1 – Lider söyler çalışan yapar

İlk seviyede tam talimatla verilen delegasyon görevleri var. Bazen gerekse de bu tercih edilmeyen bir yol olmalı. Sahiplenme yok. Şöyle bir cümle olabilir örneğin…

“Senden yapmanı istediğim şey şu. Lütfen talimatlarımın dışına çıkma. Yapılacak isle ilgili ben zaten araştırma yaptım ve senden isteyeceğim işi netleştirdim.”

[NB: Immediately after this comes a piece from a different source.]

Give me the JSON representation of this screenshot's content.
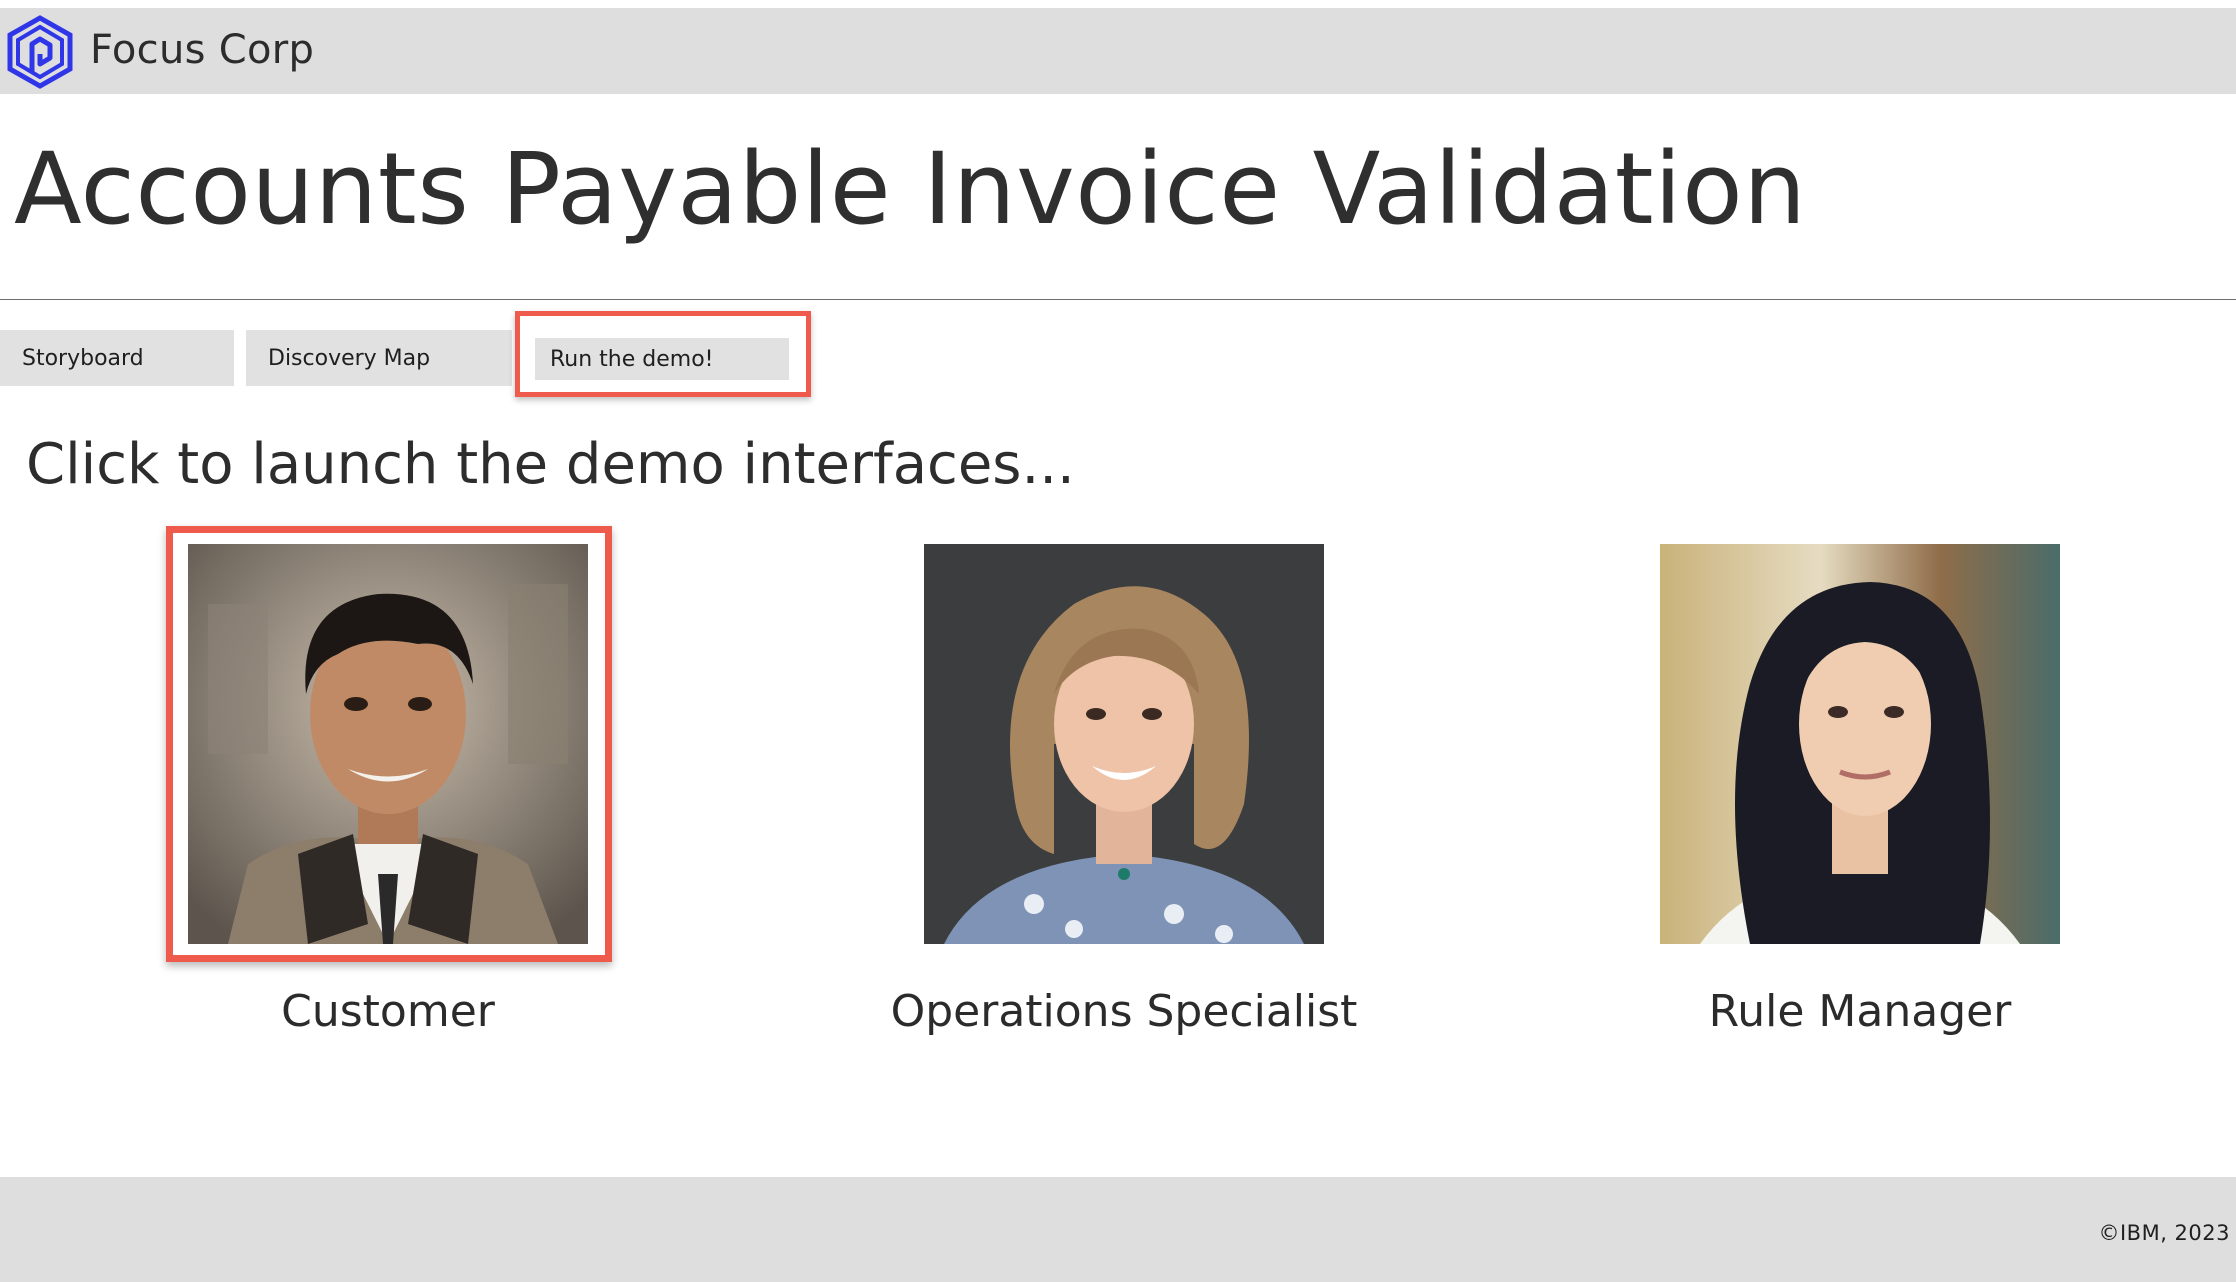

2 – Karar için veri gerektiğinde

Bu ikinci seviyeyi bir konu ile ilgili karar vermediğiniz ve bu karar için ek verilere ihtiyacınız olduğunda ve bu verileri bulacak zaman ve beceriniz olmadığında doğru kişiye delege edeceğiniz zaman kullanabilirsiniz. Şöyle diyebilirsiniz mesela,

“Senden yapmanı istediğim şey şu. Senden konuyu araştırmanı ve bulduklarını bana geri raporlamanı istiyorum. Ardından birlikte tartışacağız ve bir karara varıp senden devamında ne isteyeceğimi belirteceğim”

3 – Geleceğin Liderlerine

Üçüncü seviyede artık çalışandan süreçle ilgili bir araştırma yapmasını, çözümü sahiplenmesini ve bir çözüm önerisiyle gelmesini istiyorsunuz. Böylece işin yapılması ile ilgili emek harcayacak çalışan sonuçtan da daha fazla sorumlu hissedecektir. Yine karar gücünü ekip lideri elinde tutar fakat önceki seviyelere göre daha yüksek otonomi olduğunu görüyoruz. Şöyle diyebilirsiniz örneğin,

”Senden yapmanı istediğim şey şu. Lütfen konuyu araştır, çözüm seçeneklerini ortaya çıkar ve kendi önerinle birlikte bana bildir. Her bir seçeneğin avantaj ve dezavantajlarını ve senin önerini görmek istiyorum. Seninle aynı fikirde olursam, işi gerçekleştirme adımına ilerleyebilirsin. “

4 – Sorumluluk alabilen liderlere

Bu seviyede artık süreçle ilgili araştırma, olası çözümler bulma ve karar vermeyi çalışanınıza bırakıyorsunuz. Bu seviyede olan çalışanın kendi ekibi de olduğu düşünülebilir. Lider olarak süreç ilerlerken size bir raporlama istiyorsunuz ve kısa geri bildirimlerle sürece destek oluyorsunuz. Artık otonom bir çalışanla karşı karşıyayız. Şunu söyleyerek bu seviyeye geçebilirsiniz,

“Senden yapmanı istediğim şey şu. Yapılacak şu isle ilgili verebileceğin en iyi kararı ver ve uygulamaya geç. Süreç içinde şu noktada bana bir durum raporu ver.”

5 – Tam otonomi

Artık lider olarak bir işi çalışanınıza delege etmek ve arkanıza bakmadan sizin ve şirketiniz için daha çok katkı sağlayacak konulara odaklanmak istiyorsunuz. Bravo, bu seviyeye gelebildiniz ise, siz de ekip liderliği açısından ilerlemişsinizdir demektir. Bu tam özgürlük içeren delegasyonu şu şekilde yapabilirsiniz.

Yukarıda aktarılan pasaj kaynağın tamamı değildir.